Cette sagesse négative n'est pas complètement inutile,
car il est important de se débarrasser de certaines illusions,
liées notamment à la vie sociale (richesses, honneurs,
etc.). Mais elle est triste également, si ce n'est nihiliste
et désespérée, puisqu'elle renvoie l'homme à
son néant.
Et
la sagesse positive ?
Sagesse
de Dieu dans le Christ, elle passe aussi par une libération des
illusions propres aux vanités humaines.

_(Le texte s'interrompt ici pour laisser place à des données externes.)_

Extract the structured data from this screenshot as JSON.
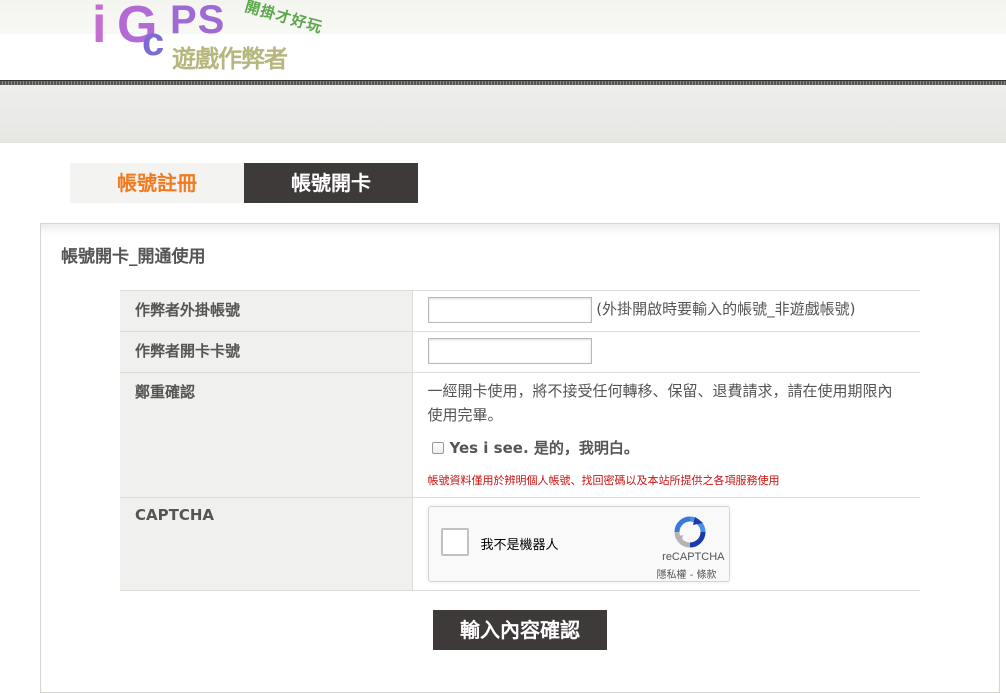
{
  "header": {
    "logo": {
      "letters": [
        "i",
        "G",
        "c",
        "PS"
      ],
      "chinese": "遊戲作弊者",
      "slogan": "開掛才好玩"
    }
  },
  "tabs": [
    {
      "label": "帳號註冊",
      "active": false
    },
    {
      "label": "帳號開卡",
      "active": true
    }
  ],
  "panel": {
    "title": "帳號開卡_開通使用",
    "rows": {
      "account": {
        "label": "作弊者外掛帳號",
        "value": "",
        "hint": "(外掛開啟時要輸入的帳號_非遊戲帳號)"
      },
      "card": {
        "label": "作弊者開卡卡號",
        "value": ""
      },
      "confirm": {
        "label": "鄭重確認",
        "notice": "一經開卡使用，將不接受任何轉移、保留、退費請求，請在使用期限內使用完畢。",
        "agree_label": "Yes i see. 是的，我明白。",
        "agree_checked": false,
        "privacy_note": "帳號資料僅用於辨明個人帳號、找回密碼以及本站所提供之各項服務使用"
      },
      "captcha": {
        "label": "CAPTCHA",
        "checkbox_label": "我不是機器人",
        "brand": "reCAPTCHA",
        "terms": "隱私權 - 條款"
      }
    },
    "submit_label": "輸入內容確認"
  },
  "colors": {
    "active_tab_bg": "#3d3a39",
    "inactive_tab_text": "#f07a1e",
    "notice_red": "#cc1111",
    "label_bg": "#f0f0ee"
  }
}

Mais la prise de recul
découle cette fois d'un émerveillement venu d'En haut,
pas du désespoir. Sa racine est une joie liée à
la compréhension qu'on n'a pas encore tout vu de la vie, la vraie,
celle de Jésus qui dit: "Je suis la Voie, la Vérité,
la Vie". Goûter aux promesses, inespérées,
du spirituel nous détache en effet tout naturellement des choses
limitées d'ici-bas. Car la véritable sagesse n'a jamais
été fondée seulement sur le doute, mais sur la
foi, c'est-à-dire la confiance dans la réalité,
divine et infinie dans son essence. La véritable sagesse n'est
donc pas une résignation triste du type "c'est la vie...

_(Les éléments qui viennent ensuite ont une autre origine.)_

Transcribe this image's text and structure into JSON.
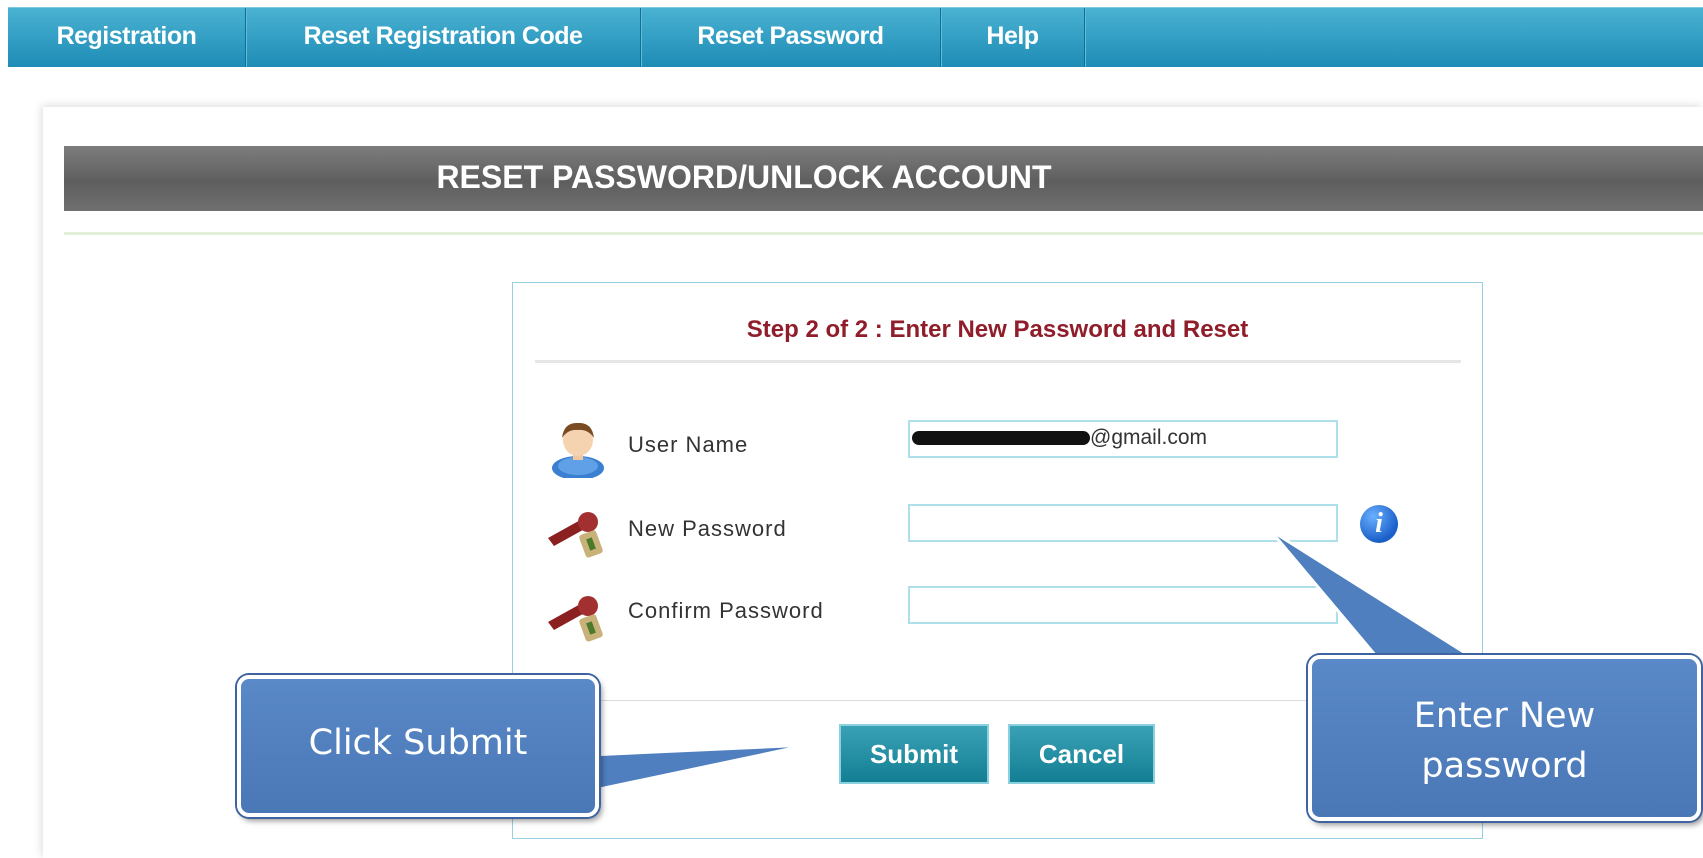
{
  "nav": {
    "items": [
      {
        "label": "Registration"
      },
      {
        "label": "Reset Registration Code"
      },
      {
        "label": "Reset Password"
      },
      {
        "label": "Help"
      }
    ]
  },
  "page": {
    "title": "RESET PASSWORD/UNLOCK ACCOUNT"
  },
  "form": {
    "step_title": "Step 2 of 2 : Enter New Password and Reset",
    "username_label": "User Name",
    "username_value": "@gmail.com",
    "new_password_label": "New Password",
    "new_password_value": "",
    "confirm_password_label": "Confirm Password",
    "confirm_password_value": "",
    "info_icon": "info-icon",
    "submit_label": "Submit",
    "cancel_label": "Cancel"
  },
  "callouts": {
    "submit": "Click Submit",
    "password": "Enter New password"
  },
  "colors": {
    "nav_bar": "#2a9cc4",
    "title_bar": "#6b6b6b",
    "step_title": "#8f1d2a",
    "button": "#1f8ea3",
    "callout": "#4f7fbf"
  }
}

il faut bien être philosophe... ".Telle qu'elle est comprise
par les Pères de l'Église, la sagesse est au contraire
une illumination créatrice qui découle de la rencontre
du Christ.
Pourquoi
?
Parce
que rencontrer le Christ, c'est vivre en relation avec la double dimension
qui le caractérise, à la fois divine et humaine, transcendante
et historique. Lui, "par qui tout a été fait",
incarne en effet le mariage entre le visible et l'invisible comme la
relation entre Dieu et l'homme. Ce qui renvoie à la circulation
des énergies infinies du Père, manifestées dans
le visible pour que le visible aille vers l'invisible. Idée résumée
par saint Irénée et toute la patristique par le célèbre
"Dieu s'est fait homme pour que l'homme devienne Dieu". Ce
mouvement de circulation du haut vers le bas et du bas vers le haut
est la vie même du cosmos. Faire la rencontre du Christ, "Dieu
fait homme", signifie donc faire l'expérience que l'homme
et Dieu sont inséparables dans le devenir du monde.

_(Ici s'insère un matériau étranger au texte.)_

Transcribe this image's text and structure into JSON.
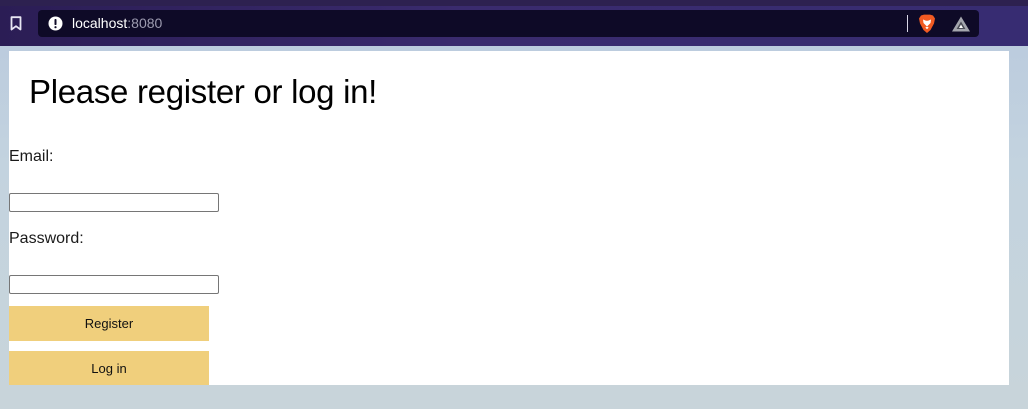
{
  "browser": {
    "url_host": "localhost",
    "url_port": ":8080",
    "icons": {
      "bookmark": "bookmark-icon",
      "site_info": "info-icon",
      "brave_shields": "brave-lion-icon",
      "rewards": "rewards-triangle-icon"
    }
  },
  "page": {
    "heading": "Please register or log in!",
    "email_label": "Email:",
    "email_value": "",
    "password_label": "Password:",
    "password_value": "",
    "register_label": "Register",
    "login_label": "Log in"
  },
  "colors": {
    "button_bg": "#f0cf7c",
    "titlebar": "#2b1d55",
    "urlbar": "#0e0a27"
  }
}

C'est voir le visible comme invisible et l'invisible comme visible,
ce qui est un émerveillement sans fin, le coeur de la véritable
sagesse et la floraison de toute vertu. Oui, chaque fois que je m'émerveille
devant la profondeur du visible, je rencontre le Christ dans la chair
de ma propre existence.
Comment
se traduit cette sagesse chrétienne dans notre vie ?
Je
distingue ici deux "étapes" de la sagesse. La première
relève à la fois de l'illumination -c'est-à-dire
de la connaissance- et de la dynamisation - c'est-à-dire de l'énergie.
C'est le "baptême" de la réalité divine,
à la fois inouïe et... toute proche. Avant cette expérience,
dans notre état ordinaire, nous ne sommes pas encore dans la
véritable réalité, mais dans la frustration liée
à la perte de l'essentiel : nous fonctionnons "en dessous"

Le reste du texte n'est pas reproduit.